Elle a à peine une année quand ses parents sont assassinés et elle effroyablement mutilée par un milicien, laissée quasiment pour morte, dans une bourgade du Rwanda. Nous sommes en 1994, et ce petit pays d’Afrique va être le théâtre de l’un des plus terribles génocides du 20e siècle.
26 ans plus tard, Ancilla attend un enfant. Cette jeune Yverdonnoise est mariée, travaille et arbore un sourire radieux dans un visage dont on ne soupçonnerait jamais, à la voir, le traumatisme et les dégâts qu’il a subis.
Résilience
Ancilla, c’est l’histoire d’une incroyable résilience personnelle et de tout aussi incroyables coups de pouce du destin, matérialisés à chaque fois par des rencontres déterminantes qui lui ont permis de surmonter les écueils auxquels elle a été confrontés.
Depuis Jeanne l’adolescente qui veille sur elle, quasi-mourante alors qu’elle est entre la vie et la mort dans un hôpital de Kigali, au professeur Wassim Raffoul, ce chirurgien du CHUV qui, contrairement à tous les autres, accepte en 2012 de tenter de lui redonner un visage, en passant par sa famille d’accueil en Suisse, qui finira par l’adopter légalement. Sans oublier bien sûr la rencontre incroyable avec Edmond Kaiser, qui décidera de l’amener avec lui en Suisse pour la soigner et lui sauver la vie.
«Enfant, je vivais avec mon visage mutilé, raconte-t-elle. Mais à l’adolescence je me suis rendu compte que c’était bien plus difficile, y compris pour décrocher une place d’apprentissage, ce qui déjà en temps normal est difficile».

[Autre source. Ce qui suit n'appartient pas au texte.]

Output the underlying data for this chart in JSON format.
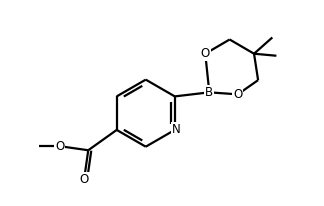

Pourtant, la médecine lui dit-on, ne peut rien de plus pour elle et elle devra apprendre à vivre avec ce visage. Elle a 16 ans, et seuls sa foi en la vie et le soutien inébranlable de sa mère lui permettent de garder le cap et de supporter «cette trace indélébile de l’enfer rwandais». «Je n’ai pas sombré grâce à ma maman, toujours confiante qui me poussait à aller de l’avant. Et pour le souvenir des mes parents biologiques aussi!»
Et puis un jour, par le biais d’une amie, elle est mise en contact avec le Professeur Raffoul du CHUV. «J’avais peur d’essuyer encore un refus, raconte-t-elle. Mais dès que je l’ai vu j’ai été rassurée par sa manière de me regarder. Cet homme est bien plus qu’un médecin et j’ai tout de suite senti que pour lui j’étais d’abord une personne avant d’être une malade».
Reconstruction
Entre 2012 et 2014, les interventions se suivent, éprouvantes mais novatrices faisant appel à la pose de ballonnets gonflables pour produire de la peau saine qui permettra ensuite, une reconstruction optimale... «Le résultat a été au-delà de toute espérance, explique Ancilla, moi qui ne rêvais que de pouvoir trouver un apprentissage et du travail. Toute l’équipe du CHUV a fait un magnifique travail».
Et puis, en parallèle de la réhabilitation lente de son visage, Ancilla a mené une autre réhabilitation, celle de son histoire. Elle prend conscience, un peu comme une claque après un cours à l’école, de la réalité du génocide rwandais et se plonge dans l’histoire de son pays de naissance. Par le biais d’une association de Rwandais en Suisse, elle retrouve les traces de sa famille, à la faveur d’un incroyable premier voyage là-bas. «Oui, j’ai retrouvé mon identité rwandaise, que j’avais longtemps reniée assume-t-elle. Pour moi, c’était le pays où j’avais été blessée, séparée de ma sœur... Longtemps il m’a été impossible de penser y retourner. Aujourd’hui, la boucle est bouclée».
«Ancilla, la jeune fille qui souriait aux étoiles», éditions Favre, 2020.